Neben Flüchtlingen und Rückkehrer:innen leben zehntausende Binnenvertriebene in Camps in und um Malakal. Sie flohen während des Bürgerkriegs aus ihren Häusern und harren seither – oft nur wenige Kilometer von ihren alten Nachbarschaften entfernt – in Vertriebenencamps aus. Blauhelmsoldaten, die in der Nähe stationiert sind, bieten Schutz, während Hilfsorganisationen das Überleben ermöglichen. Aus Angst vor erneuter Gewalt und ethnischen Spannungen wagen Viele nicht die Rückkehr in ihre früheren Viertel.
Humanitäre Hilfe unverzichtbar
Doch Hilfsorganisationen stehen derzeit vor schwierigen Entscheidungen. So musste UNHCR in Ägypten seine Hilfsprogramme trotz großer Not um die Hälfte kürzen.
Im Südsudan wurden etwa drei Viertel aller Schutzhäuser geschlossen. Betroffen sind rund 80.000 Frauen und Mädchen, die Gewalt, oft sexualisierte Gewalt, erlebt haben. Sie erhalten nun keine medizinische, psychologische oder rechtliche Unterstützung mehr.
Außerdem droht die Schließung von zwei Krankenhäusern und elf Gesundheitseinrichtungen, die mehr als 370.000 Flüchtlinge und Rückkehrer:innen mit lebenswichtigen Leistungen wie Impfungen, der Behandlung von Mangelernährung, Geburts- und Notfallmedizin versorgen.
Im Tschad fehlen Gelder, um Neuankömmlinge aus dem Sudan ausreichend zu unterstützen. In der Grenzstadt Adré, die vor dem Krieg etwa 40.000 Einwohner hatte, sind mittlerweile über 230.000 Flüchtlinge untergekommen. Viele leben in provisorischen Camps, in Zelten oder sogar unter freiem Himmel. Die Gesundheitsversorgung ist stark überlastet. Auf einen Arzt kommen etwa 25.000 Menschen. Ohne weitere Finanzierung kann UNHCR keine Umsiedlung in formelle Camps mit besseren Lebensbedingungen ermöglichen.

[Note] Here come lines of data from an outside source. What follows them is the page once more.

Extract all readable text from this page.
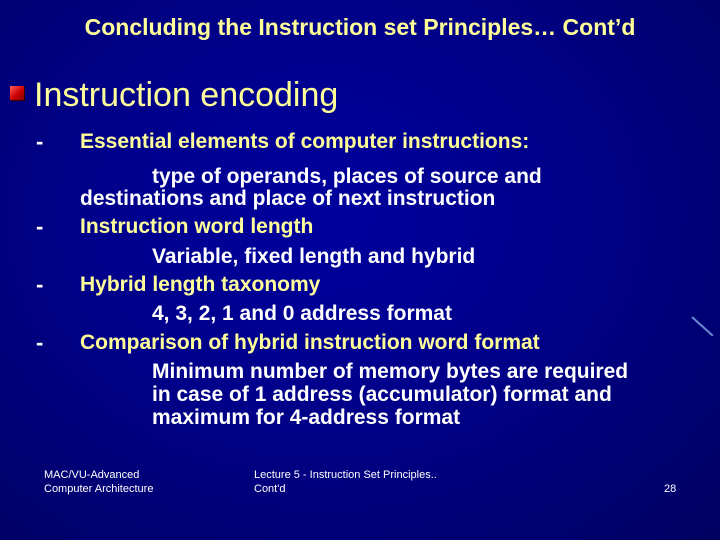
Concluding the Instruction set Principles… Cont’d
Instruction encoding
- Essential elements of computer instructions:
type of operands, places of source and
destinations and place of next instruction
- Instruction word length
Variable, fixed length and hybrid
- Hybrid length taxonomy
4, 3, 2, 1 and 0 address format
- Comparison of hybrid instruction word format
Minimum number of memory bytes are required
in case of 1 address (accumulator) format and
maximum for 4-address format
MAC/VU-Advanced
Computer Architecture
Lecture 5 - Instruction Set Principles..
Cont'd	28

Hinzu kommt, dass 8.500 vertriebene Kinder im Tschad aktuell keinen Zugang zu Bildung haben. Sollten die Kürzungen bis 2026 andauern, könnten über 155.000 geflüchtete Kinder ohne Schulbildung bleiben – und wären damit besonders anfällig für Ausbeutung und Missbrauch.
In vielen Krisenregionen weltweit sieht die Lage ähnlich dramatisch aus. Gerade angesichts der zahlreichen Krisenherde, wie in Ostafrika, sind humanitäre Hilfe und langfristig wirkende Entwicklungszusammenarbeit unverzichtbar. Sie lindern Leid, retten Leben und tragen zur Stabilisierung ganzer Regionen bei.

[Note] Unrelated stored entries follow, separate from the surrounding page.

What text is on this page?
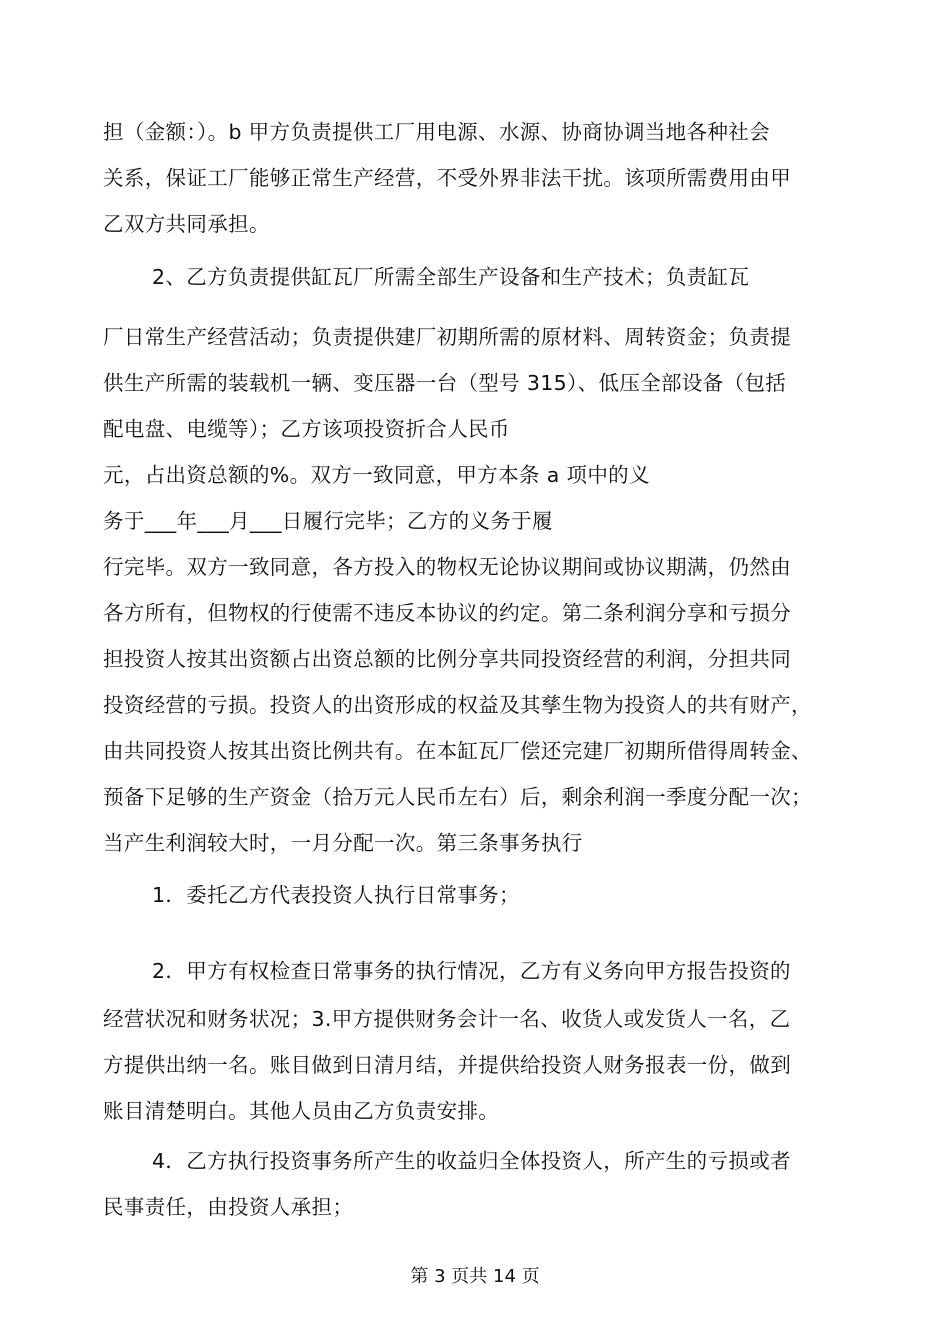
担（金额：）。b 甲方负责提供工厂用电源、水源、协商协调当地各种社会
关系，保证工厂能够正常生产经营，不受外界非法干扰。该项所需费用由甲
乙双方共同承担。
2、乙方负责提供缸瓦厂所需全部生产设备和生产技术；负责缸瓦
厂日常生产经营活动；负责提供建厂初期所需的原材料、周转资金；负责提
供生产所需的装载机一辆、变压器一台（型号 315）、低压全部设备（包括
配电盘、电缆等）；乙方该项投资折合人民币
元，占出资总额的%。双方一致同意，甲方本条 a 项中的义
务于___年___月___日履行完毕；乙方的义务于履
行完毕。双方一致同意，各方投入的物权无论协议期间或协议期满，仍然由
各方所有，但物权的行使需不违反本协议的约定。第二条利润分享和亏损分
担投资人按其出资额占出资总额的比例分享共同投资经营的利润，分担共同
投资经营的亏损。投资人的出资形成的权益及其孳生物为投资人的共有财产，
由共同投资人按其出资比例共有。在本缸瓦厂偿还完建厂初期所借得周转金、
预备下足够的生产资金（拾万元人民币左右）后，剩余利润一季度分配一次；
当产生利润较大时，一月分配一次。第三条事务执行
1．委托乙方代表投资人执行日常事务；
2．甲方有权检查日常事务的执行情况，乙方有义务向甲方报告投资的
经营状况和财务状况；3.甲方提供财务会计一名、收货人或发货人一名，乙
方提供出纳一名。账目做到日清月结，并提供给投资人财务报表一份，做到
账目清楚明白。其他人员由乙方负责安排。
4．乙方执行投资事务所产生的收益归全体投资人，所产生的亏损或者
民事责任，由投资人承担；
第 3 页共 14 页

Man will sich nicht vorstellen, was geschieht, wenn diese Hilfe weiter zurückgeht: Hunger, Verzweiflung, wachsende Instabilität – und letztlich werden sich vermutlich noch mehr Menschen auf den Weg machen, in der Hoffnung auf Sicherheit und Perspektiven für sich und ihre Familien.
Nur 13 Prozent der weltweiten humanitäre Hilfe finanziert
Ein alarmierender Wert. Gleichzeitig übersteigen die globalen Militärausgaben das benötigte Budget für humanitäre Hilfe um das Hundertfache.
Schon ein Bruchteil dieser Ausgaben – gerade einmal ein Prozent – würde ausreichen, um Millionen notleidenden Menschen weltweit zur Seite zu stehen und sie nicht ihrem Schicksal zu überlassen. Hilfsorganisationen könnten ihnen damit Schutz, Nahrung, medizinische Versorgung und Notunterkünfte bieten.
Dabei geht es nicht nur um Mitmenschlichkeit, sondern auch um globale Verantwortung. Humanitäre Hilfe ist ein aktiver Beitrag zu Frieden und Stabilität – sie wirkt damit weit über Krisengebiete hinaus und kommt letztlich uns allen zugute.